Das Mallorca Magazin präsentiert drei Wanderungen, die durch Olivenhaine führen
Auf dem Camino de Muleta zum Hafen von Sóller
Ausgangspunkt ist unmittelbar hinter Kilometer 57 auf der Landstraße MA-10 von Deià nach Sóller. An einer Haarnadelkurve führt ein Asphaltweg nach links in Richtung Meer, diesem gilt es zu folgen. Nach ein paar Hundert Metern gelangt man zu einer Weggabelung, an der es nach rechts weiter geht. Von nun an verläuft der Weg auf der Wanderroute GR-221. Dieser führt an den Häusern des Landguts Muleta Gran vorbei, das von zahlreichen über 100 Jahre alten Olivenbäumen umgeben ist.
Nach einer guten halben Stunde erreichen wir hinter einer Zauntür den Olivenhain von Cas Aninyons. Gleich zu Beginn steht hier ein uralter Olivenbaum, der als El Camello bekannt ist, weil er - mit ein bisschen Fantasie - an ein Kamel erinnert. Hinter einer weiteren Zauntür durchqueren wir eine Koppel mit drei Eseln. Die Tiere sind offenbar an Wanderer gewöhnt und würdigen sie keines Blicks. Hunde mögen sie anscheinend nicht. Zumindest wollte der jüngste Esel den Dackel der Autorin dieses Artikels gerne mit Huftritten hinausbefördern.

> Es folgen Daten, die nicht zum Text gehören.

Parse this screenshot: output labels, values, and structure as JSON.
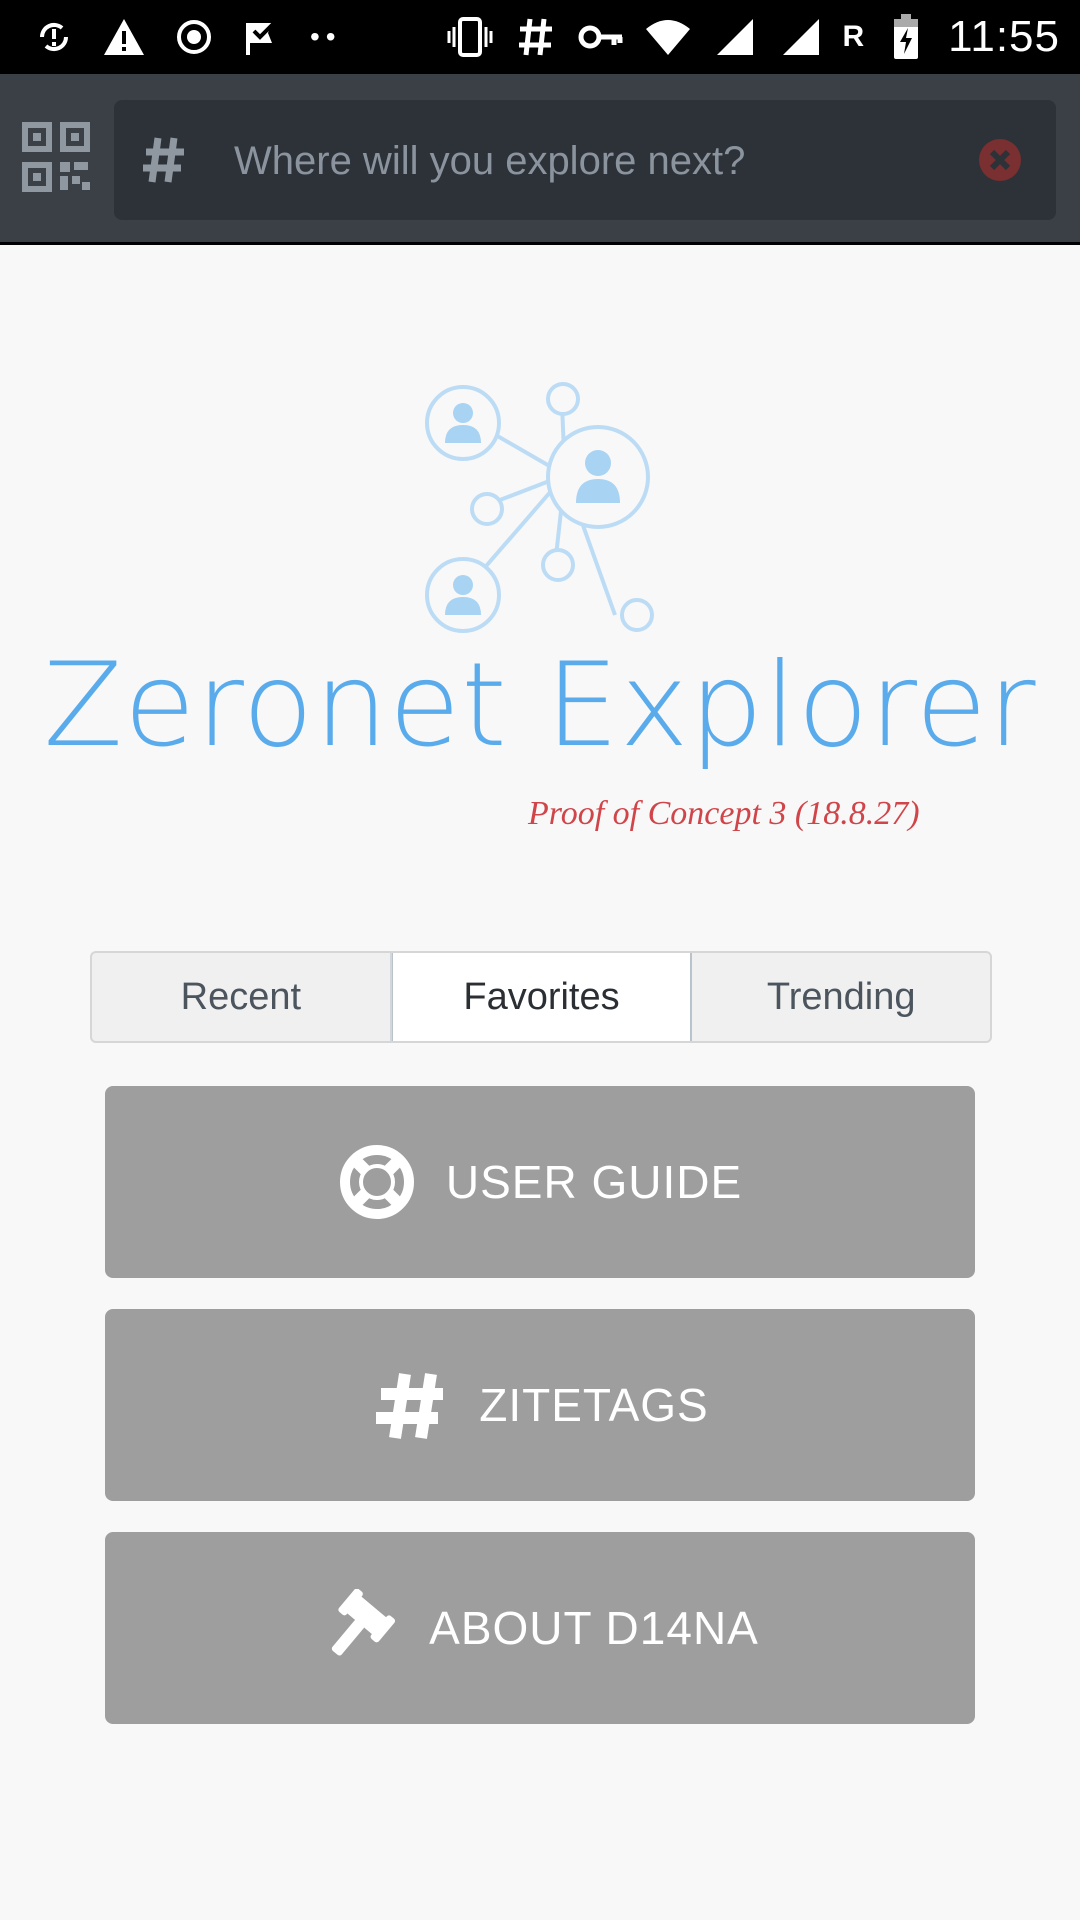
{
  "status_bar": {
    "time": "11:55",
    "roaming_label": "R",
    "left_icons": [
      "sync-alert-icon",
      "warning-icon",
      "record-icon",
      "check-flag-icon"
    ],
    "right_icons": [
      "vibrate-icon",
      "hash-icon",
      "key-icon",
      "wifi-icon",
      "signal-icon",
      "signal-icon",
      "battery-charging-icon"
    ]
  },
  "search": {
    "placeholder": "Where will you explore next?",
    "value": "",
    "prefix_icon": "hash-icon",
    "clear_icon": "close-circle-icon",
    "left_icon": "qr-code-icon"
  },
  "logo": {
    "title": "Zeronet Explorer",
    "subtitle": "Proof of Concept 3 (18.8.27)"
  },
  "tabs": [
    {
      "label": "Recent",
      "active": false
    },
    {
      "label": "Favorites",
      "active": true
    },
    {
      "label": "Trending",
      "active": false
    }
  ],
  "buttons": [
    {
      "label": "USER GUIDE",
      "icon": "lifebuoy-icon"
    },
    {
      "label": "ZITETAGS",
      "icon": "hash-icon"
    },
    {
      "label": "ABOUT D14NA",
      "icon": "gavel-icon"
    }
  ],
  "colors": {
    "appbar": "#3b4047",
    "search_box": "#2d3238",
    "logo_blue": "#5aabeb",
    "subtitle_red": "#d0454a",
    "button_gray": "#9e9e9e",
    "clear_red": "#7a2f30"
  }
}
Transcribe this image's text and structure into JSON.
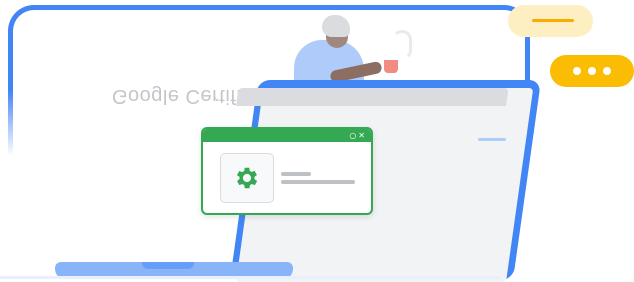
{
  "banner": {
    "mirrored_title": "Google Certified Trainer"
  },
  "chat_bubble": {
    "dots_count": 3
  },
  "settings_window": {
    "window_controls": [
      "○",
      "✕"
    ],
    "icon": "gear-icon"
  },
  "colors": {
    "blue": "#4285F4",
    "green": "#34A853",
    "yellow": "#FBBC04",
    "light_yellow": "#FEEFC3"
  }
}
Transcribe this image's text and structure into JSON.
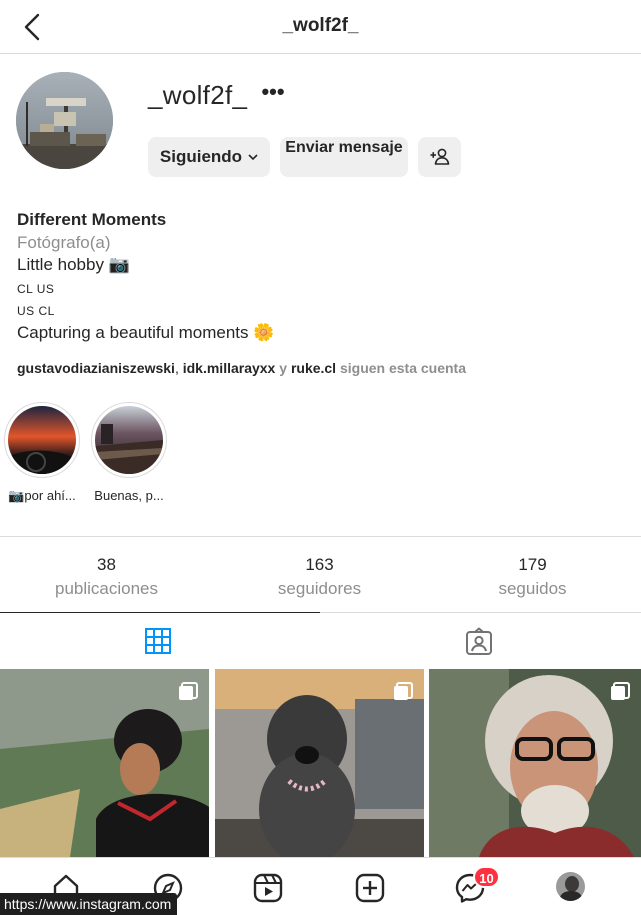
{
  "header": {
    "title": "_wolf2f_",
    "back_icon": "chevron-left-icon"
  },
  "profile": {
    "username": "_wolf2f_",
    "more_label": "•••",
    "follow_button": "Siguiendo",
    "message_button": "Enviar mensaje",
    "add_user_icon": "add-user-icon"
  },
  "bio": {
    "name": "Different Moments",
    "category": "Fotógrafo(a)",
    "line1": "Little hobby 📷",
    "line2": "CL US",
    "line3": "US CL",
    "line4": "Capturing a beautiful moments 🌼"
  },
  "followed_by": {
    "user1": "gustavodiazianiszewski",
    "sep1": ", ",
    "user2": "idk.millarayxx",
    "sep2": " y ",
    "user3": "ruke.cl",
    "suffix": " siguen esta cuenta"
  },
  "highlights": [
    {
      "label": "📷por ahí..."
    },
    {
      "label": "Buenas, p..."
    }
  ],
  "stats": [
    {
      "value": "38",
      "label": "publicaciones"
    },
    {
      "value": "163",
      "label": "seguidores"
    },
    {
      "value": "179",
      "label": "seguidos"
    }
  ],
  "tabs": [
    {
      "icon": "grid-icon",
      "active": true
    },
    {
      "icon": "tagged-icon",
      "active": false
    }
  ],
  "nav": {
    "items": [
      "home-icon",
      "explore-icon",
      "reels-icon",
      "new-post-icon",
      "messenger-icon",
      "profile-avatar"
    ],
    "messenger_badge": "10"
  },
  "status_url": "https://www.instagram.com",
  "colors": {
    "accent": "#0095f6",
    "badge": "#ff3040",
    "muted": "#8e8e8e"
  }
}
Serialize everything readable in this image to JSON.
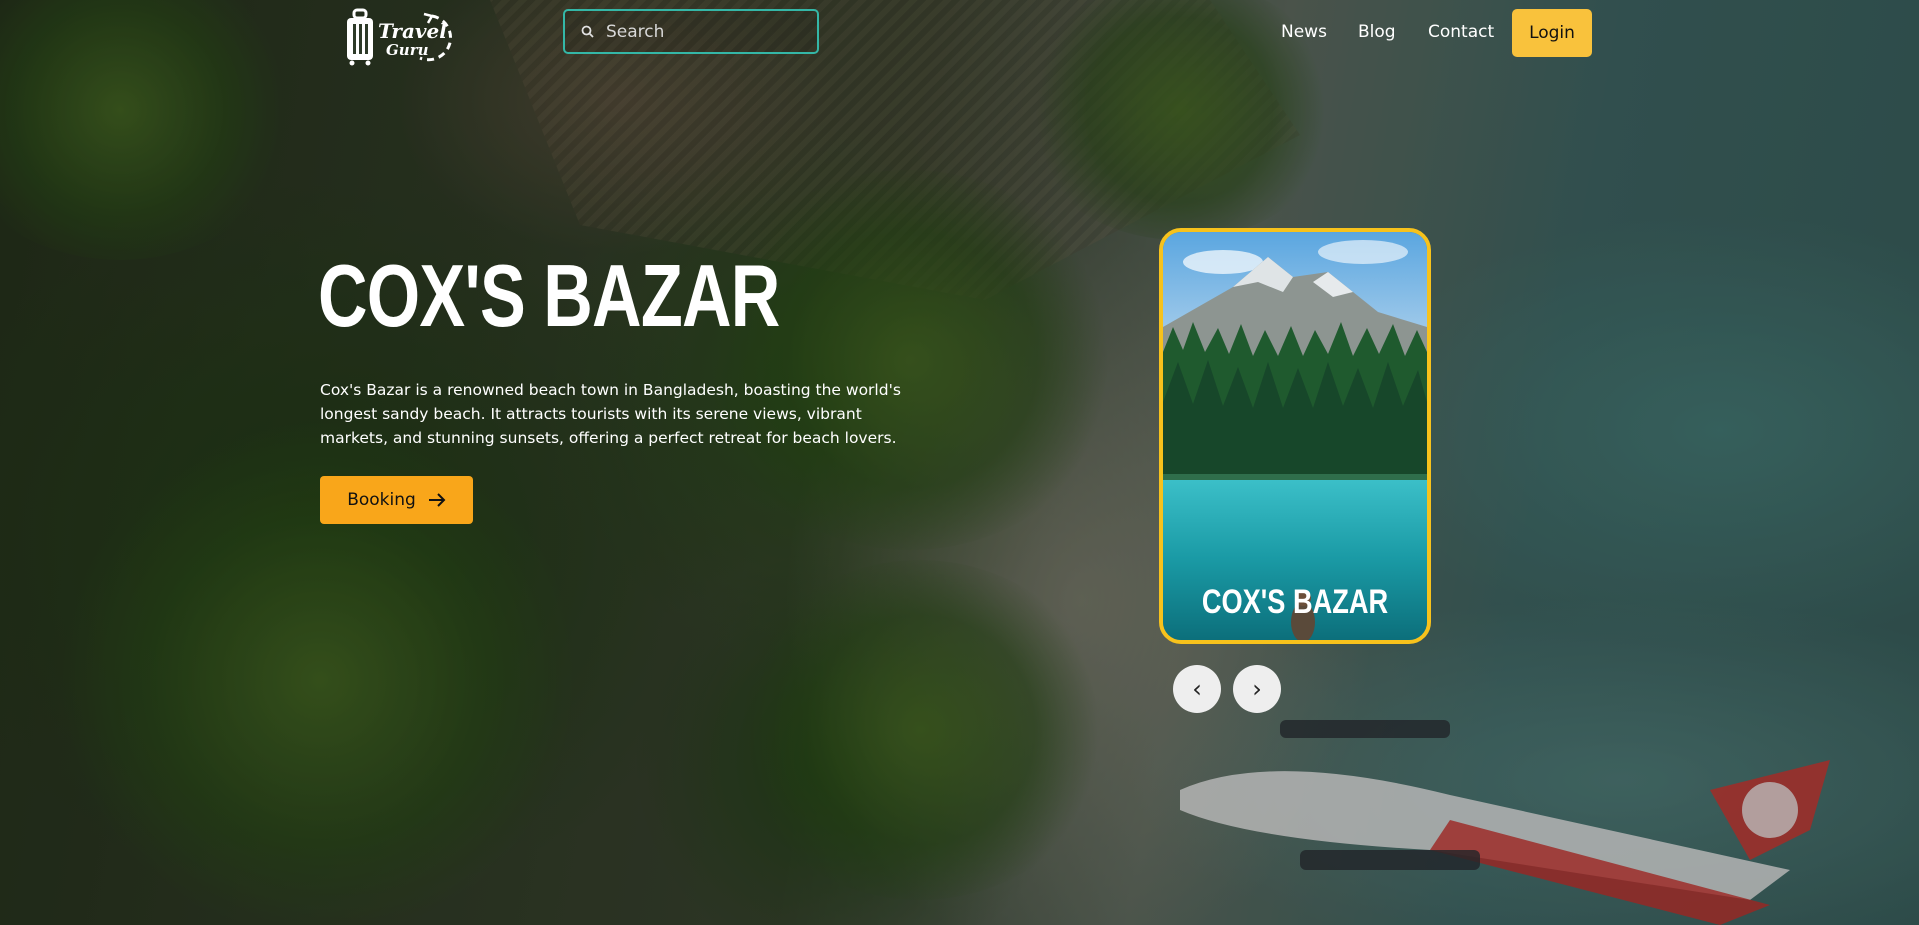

Hinter der Koppel erreichen wir nach ein paar Minuten das Gebirgslandgut Muleta de Ca S' Hereu. Es wurde zu einer Ferienunterkunft umgewandelt und lädt zum Einkehren inmitten prächtiger Olivenbäume ein. Wer mag, kann auch die alte Ölmühle des Guts besichtigen. Von hier führt ein steiniger Weg durch alte Olivenbaum-Terrassenfelder und einen Pinienwald hinab nach Port Sóller. Kurz bevor das Tal erreicht ist, wartet noch eine Überraschung. Im Wald steht Ali, ein junger Marokkaner, und bietet frisch gepressten Orangensaft für zwei Euro pro Becher an. Nun sind es noch zehn Minuten bis zum Hafen. Von hier können wir auf demselben Weg zurückgehen. Wer Rundwanderungen lieber mag, kann auch erst ein Stück dem GR-221 Richtung Sóller folgen, dann am Torrent de Son Sales nach rechts abbiegen und zum Ausgangspunkt zurückkehren (siehe Karte 1).
Dauer: zweieinhalb Stunden hin und zurück.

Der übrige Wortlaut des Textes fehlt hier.